(ANSA) - Rome prosecutors representing British police in extradition proceedings against a key
suspect in the failed July 21 London bombings will probably request a temporary transfer to the UK.
Prosecutor Alberto Cozzella is expected to formalise the request for Hamdi Issac's temporary extradition at a hearing scheduled for August 17 in Rome, sources at the prosecutor's office said.
The intention is to ensure that Rome prosecutors are able to conclude their own investigations into the
Ethiopian-born Hamdi's contacts in Italy and, if necessary, proceed to formal charges. They have already obtained Hamdi's preventive custody on suspicion of belonging to or associating with an Italian-based network of international terrorists.
If the temporary extradition is granted, this will mean Hamdi, 27, can be tried by a court in Britain.
The four other men charged in connection with the action were remanded in custody on Monday by a London court. Their trial date has been fixed for November 14 .
After the British trial, Hamdi would have to return to Italy so that prosecutors' can complete their enquiries or, if they are already complete, bring any formal charges they deem necessary. Hamdi's Italian lawyer, Antonietta Sonnessa, is expected to appeal to the country's supreme Court of Cessation, if the judges decide on August 17 to grant the temporary extradition.
Her client has already made it clear he wants to oppose extradition. Sonnessa said he would be more likely to receive a fair trial in Italy, owing to the emotionally charged nature of the investigation in London. But Rome's chief anti-terror prosecutor Pietro Saviotti says the Italian judiciary will in no way "hamper British justice". He has also said Italian prosecutors may be ready to wrap up their own investigations before the extradition hearing.
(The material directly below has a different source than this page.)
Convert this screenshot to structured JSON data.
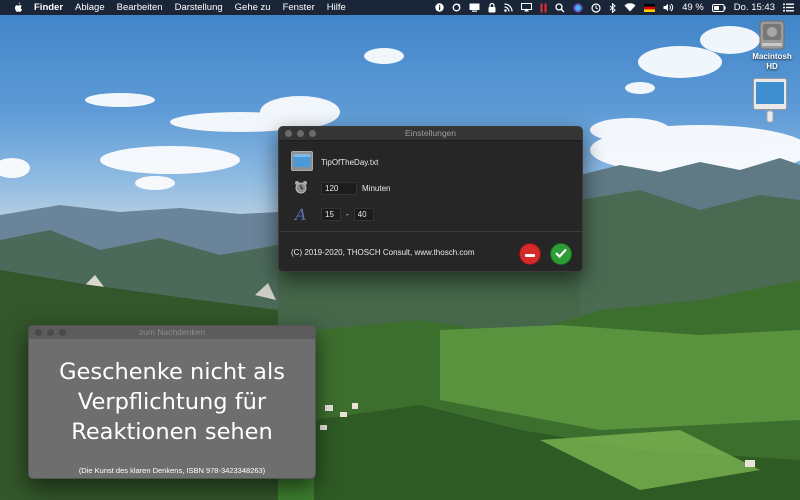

Issac, who is also known as Osman Hussain, was arrested on July 29 in Rome, at the home of his brother, Ramzi, who runs an Ethiopian clothing shop in the capital. He was questioned in Rome on Tuesday by British police. He repeated earlier claims that he had never intended to hurt anyone, but only to carry out a "demonstrative act". He said that the initiative in which he took part was planned quickly in the wake of the July 7 London bombings which killed 52 people and the four suicide bombers themselves.
According to Sonnessa, Hamdi was aware that his backpack contained explosives and nails but still insisted that the intention was only to make a "big bang' and frighten people. "Hamdi and his accomplices wanted to show that it was possible to get past the intense security measures put in
place in London," she said. The idea was allegedly to set off the device and then leave the rucksacks with the bag of nails for police to find, as a demonstration of the inability of authorities to guarantee security.
Sonnessa said on Wednesday that the four incidents on July 21 were not failed bombings, as has been said, because in fact the devices went off noisily but harmlessly, as they were intended to.
By the law of averages, at least one of the backpacks would have exploded and killed people if that was the intention, she added. Hinting that this might back up her argument, she said she was waiting to see a forensic report by British police on the explosive devices contained in the rucksacks. Rome prosecutors have formally requested a report on the explosives carried by Hamdi which should arrive before the extradition hearing on August 17.
"Hamdi is just a boy of 27 who seems younger than he is. Certainly he has made a mistake, but he's not a suicide bomber and now he's afraid to die. He told me this yesterday while he was being questioned."